Dans un pays marqué par l’explosion sociale sans précédent du printemps dernier, les raisons de la révolte sont toujours là contre le président Duque, ses réformes dégradant les conditions de vie des plus pauvres, et sa police. La lutte des classes est partout, jusque dans l’augmentation du prix des places.
Le Deportivo Pereira n’est pas le plus connu des clubs colombiens. Remonté dans l’élite en 2019, il ne joue pas les premiers rôles. Mais alors que le club vient d’obtenir un succès important face à Once Caldas, dans un des derbys du Clásico Cafetero, c’est en coulisses qu’il fait parler de lui et, comme l’écrit El Diario, “continue à marquer des buts contre son camp“.
En cause, les propos de Camila Santa, responsable marketing du club, tenus lors d’une émission de radio où elle justifie l’augmentation récente du prix des places (allant jusqu’à +17%) pour pouvoir venir supporter le Deportivo Pereira à domicile, en tribunes Sud, Orientale et Occidentale. «Préférez-vous payer un billet moins cher où vous ne savez pas qui vous aurez à côté de vous, où il n’y a pas de système biométrique, où on ne paye pas d’assistance de la police, où il n’y a pas de système logistique offrant toutes les garanties? Parce que vous ne payez pas seulement pour regarder un match, vous payez pour le divertissement, donc c’est quelque chose dont on savait que ça arriverait, l’augmentation du prix des billets.»
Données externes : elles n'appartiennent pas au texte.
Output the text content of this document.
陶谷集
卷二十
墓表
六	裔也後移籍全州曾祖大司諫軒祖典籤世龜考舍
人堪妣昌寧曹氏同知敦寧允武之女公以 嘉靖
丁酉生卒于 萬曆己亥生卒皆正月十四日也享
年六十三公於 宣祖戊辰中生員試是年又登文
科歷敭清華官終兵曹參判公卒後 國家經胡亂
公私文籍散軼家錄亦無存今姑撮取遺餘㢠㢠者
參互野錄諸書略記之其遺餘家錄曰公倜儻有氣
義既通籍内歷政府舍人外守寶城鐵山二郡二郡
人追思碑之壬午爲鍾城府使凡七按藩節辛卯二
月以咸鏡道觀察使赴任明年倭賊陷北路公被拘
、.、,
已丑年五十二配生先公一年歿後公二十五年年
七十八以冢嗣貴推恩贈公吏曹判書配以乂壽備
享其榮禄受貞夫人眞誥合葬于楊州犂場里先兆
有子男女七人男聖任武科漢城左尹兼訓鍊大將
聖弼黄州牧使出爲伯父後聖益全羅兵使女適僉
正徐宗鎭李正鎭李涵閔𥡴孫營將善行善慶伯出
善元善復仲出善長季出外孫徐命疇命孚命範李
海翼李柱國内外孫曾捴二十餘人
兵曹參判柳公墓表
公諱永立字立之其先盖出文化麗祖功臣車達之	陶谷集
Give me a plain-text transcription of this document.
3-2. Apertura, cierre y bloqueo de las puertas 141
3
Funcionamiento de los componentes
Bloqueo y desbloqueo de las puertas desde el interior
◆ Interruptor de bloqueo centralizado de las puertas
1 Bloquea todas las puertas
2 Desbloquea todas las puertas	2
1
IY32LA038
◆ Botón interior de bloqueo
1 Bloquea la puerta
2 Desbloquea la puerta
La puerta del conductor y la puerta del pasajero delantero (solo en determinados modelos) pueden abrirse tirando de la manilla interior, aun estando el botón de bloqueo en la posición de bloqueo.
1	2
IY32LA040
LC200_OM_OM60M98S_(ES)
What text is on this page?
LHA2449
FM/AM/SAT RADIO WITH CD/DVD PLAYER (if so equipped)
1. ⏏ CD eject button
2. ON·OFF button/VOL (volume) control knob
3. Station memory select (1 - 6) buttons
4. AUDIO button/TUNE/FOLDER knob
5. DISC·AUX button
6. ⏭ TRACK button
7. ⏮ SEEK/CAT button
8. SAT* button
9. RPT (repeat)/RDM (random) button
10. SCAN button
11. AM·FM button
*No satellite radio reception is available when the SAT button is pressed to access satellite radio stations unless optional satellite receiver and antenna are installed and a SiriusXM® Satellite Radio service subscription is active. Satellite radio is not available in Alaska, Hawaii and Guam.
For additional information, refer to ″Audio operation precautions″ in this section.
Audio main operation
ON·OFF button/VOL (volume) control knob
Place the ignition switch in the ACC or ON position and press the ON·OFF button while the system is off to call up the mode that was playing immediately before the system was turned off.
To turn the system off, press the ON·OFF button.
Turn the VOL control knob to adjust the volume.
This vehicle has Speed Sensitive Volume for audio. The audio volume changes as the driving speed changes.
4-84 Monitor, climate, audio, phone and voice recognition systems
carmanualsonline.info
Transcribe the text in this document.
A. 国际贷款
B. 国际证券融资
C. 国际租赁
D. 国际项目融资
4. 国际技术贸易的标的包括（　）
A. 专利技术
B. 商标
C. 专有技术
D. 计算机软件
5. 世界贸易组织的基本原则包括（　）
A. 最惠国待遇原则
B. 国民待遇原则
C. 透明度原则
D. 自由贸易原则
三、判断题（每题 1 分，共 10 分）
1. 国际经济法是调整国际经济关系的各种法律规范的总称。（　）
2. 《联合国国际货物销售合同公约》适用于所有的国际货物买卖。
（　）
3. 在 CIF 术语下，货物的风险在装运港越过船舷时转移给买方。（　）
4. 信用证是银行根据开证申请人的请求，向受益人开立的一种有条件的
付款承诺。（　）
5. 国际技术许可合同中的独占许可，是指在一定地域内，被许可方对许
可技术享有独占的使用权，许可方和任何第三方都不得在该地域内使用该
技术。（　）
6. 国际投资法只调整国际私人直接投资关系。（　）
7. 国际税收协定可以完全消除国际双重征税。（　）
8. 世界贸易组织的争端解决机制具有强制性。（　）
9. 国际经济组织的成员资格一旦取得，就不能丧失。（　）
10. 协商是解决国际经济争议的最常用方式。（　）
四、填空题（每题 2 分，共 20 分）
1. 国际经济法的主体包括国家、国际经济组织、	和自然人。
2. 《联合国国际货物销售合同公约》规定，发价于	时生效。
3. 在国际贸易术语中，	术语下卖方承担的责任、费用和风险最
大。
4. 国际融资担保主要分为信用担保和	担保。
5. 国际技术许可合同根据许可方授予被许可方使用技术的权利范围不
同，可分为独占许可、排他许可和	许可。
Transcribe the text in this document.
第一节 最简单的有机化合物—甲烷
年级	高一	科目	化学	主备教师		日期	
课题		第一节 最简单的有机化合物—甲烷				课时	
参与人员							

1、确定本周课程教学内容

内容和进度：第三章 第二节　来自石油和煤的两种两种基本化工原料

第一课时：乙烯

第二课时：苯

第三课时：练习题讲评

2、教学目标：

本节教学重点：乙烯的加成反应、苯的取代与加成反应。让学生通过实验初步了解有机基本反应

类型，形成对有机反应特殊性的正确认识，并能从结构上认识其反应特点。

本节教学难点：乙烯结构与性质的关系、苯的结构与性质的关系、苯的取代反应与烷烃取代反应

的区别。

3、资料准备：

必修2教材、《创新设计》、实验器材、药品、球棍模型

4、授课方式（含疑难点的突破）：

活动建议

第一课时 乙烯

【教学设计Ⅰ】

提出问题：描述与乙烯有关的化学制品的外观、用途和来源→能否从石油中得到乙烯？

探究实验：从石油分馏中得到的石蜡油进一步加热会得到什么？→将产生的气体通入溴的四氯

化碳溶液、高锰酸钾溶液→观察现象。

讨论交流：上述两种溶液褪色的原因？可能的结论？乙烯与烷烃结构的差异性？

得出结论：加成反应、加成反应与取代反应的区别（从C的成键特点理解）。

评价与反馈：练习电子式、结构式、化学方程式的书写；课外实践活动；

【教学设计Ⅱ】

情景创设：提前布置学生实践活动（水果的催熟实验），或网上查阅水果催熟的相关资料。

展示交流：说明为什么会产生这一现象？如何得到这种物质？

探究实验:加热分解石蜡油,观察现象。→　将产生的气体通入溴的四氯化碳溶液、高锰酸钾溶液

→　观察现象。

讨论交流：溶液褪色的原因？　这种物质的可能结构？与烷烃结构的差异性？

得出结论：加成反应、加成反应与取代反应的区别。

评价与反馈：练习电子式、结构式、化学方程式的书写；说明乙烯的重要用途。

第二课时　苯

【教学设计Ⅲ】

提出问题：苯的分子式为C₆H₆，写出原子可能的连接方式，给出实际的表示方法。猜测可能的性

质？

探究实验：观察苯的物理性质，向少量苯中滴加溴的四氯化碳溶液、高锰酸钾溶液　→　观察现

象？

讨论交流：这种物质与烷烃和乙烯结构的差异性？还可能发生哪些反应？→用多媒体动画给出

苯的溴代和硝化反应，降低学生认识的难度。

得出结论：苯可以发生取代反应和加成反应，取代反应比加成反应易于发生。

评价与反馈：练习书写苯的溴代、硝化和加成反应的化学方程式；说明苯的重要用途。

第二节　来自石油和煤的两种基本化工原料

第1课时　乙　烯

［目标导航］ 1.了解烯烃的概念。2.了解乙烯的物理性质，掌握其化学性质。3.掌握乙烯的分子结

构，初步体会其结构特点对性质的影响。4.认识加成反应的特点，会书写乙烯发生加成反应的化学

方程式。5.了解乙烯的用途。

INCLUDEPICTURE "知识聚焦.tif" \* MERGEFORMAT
Visiblement fière de son argumentaire et sa logique implacable basée sur l’équation commerciale “prix bas = insécurité”, elle poursuit: “N’importe qui ne peut pas venir au stade“. Un plaidoyer limpide pour la gentrification des tribunes et l’éviction des supporters les plus pauvres, forcément violents et dangereux pour les autres. Elle en veut pour preuve les affrontements survenus entre supporters de Santa Fé et du Nacional, au Stade El Campín de Bogota, au début du mois d’août.
Chasser les pauvres du football
Heureusement, à Pereira, Camila Santa risque de rencontrer sur sa route la barra brava locale qui occupe la tribune Sud et où le prix des places a été augmenté de 500 pesos. Dans son communiqué, Lobo Sur Pereira rappelle que ses membres sont majoritairement issus des couches populaires, «qui vivent dans des quartiers pauvres et qui se lèvent chaque jour avec la conviction de survivre dans un pays qui empêche toute opportunité à ceux qui ne font pas partie des classes supérieures et des élites économiques.»
Depuis novembre 2019, la Colombie connaît une forte agitation sociale. Face à l’accroissement de la pauvreté qui touche plus de 42% de la population (dont 15% est dans une situation de pauvreté “extrême”), un vaste soulèvement populaire a éclaté le 28 avril dernier, jalonné de grèves et d’affrontements dans la rue. Les supporters ne sont pas restés à l’écart. Le pouvoir d’Ivan Duque s’en est remis à son armée et à ses escadrons de la mort pour réprimer cette révolte. Mais comme disent les manifestants: “Ils nous ont tout pris, même la peur.”
Au-delà de la simple question du prix des places et le mépris bourgeois derrière cette communication de Camila Santa, la barra brava ne manque pas de pointer du doigt “la lamentable campagne commerciale visant à chasser du football les supporters et seulement permettre de profiter de ce sport, le plus beau du monde, aux gens issus des couches favorisées.” Car, comble de l’insulte, le prix des places en tribune VIP a été revue à la baisse.
Faire payer plus cher les pauvres d’un côté, pour faire des ristournes aux plus riches de l’autre, c’est une bonne manière de souffler sur les braises. Exigeant des clarifications de la part de la direction du Deportivo Pereira, Lobo Sur Pereira lui envoie pour finir un avertissement clair: “Le football est et continuera d’être joué par et pour le peuple, la discrimination n’a sa place ni sur le terrain ni dans les tribunes.”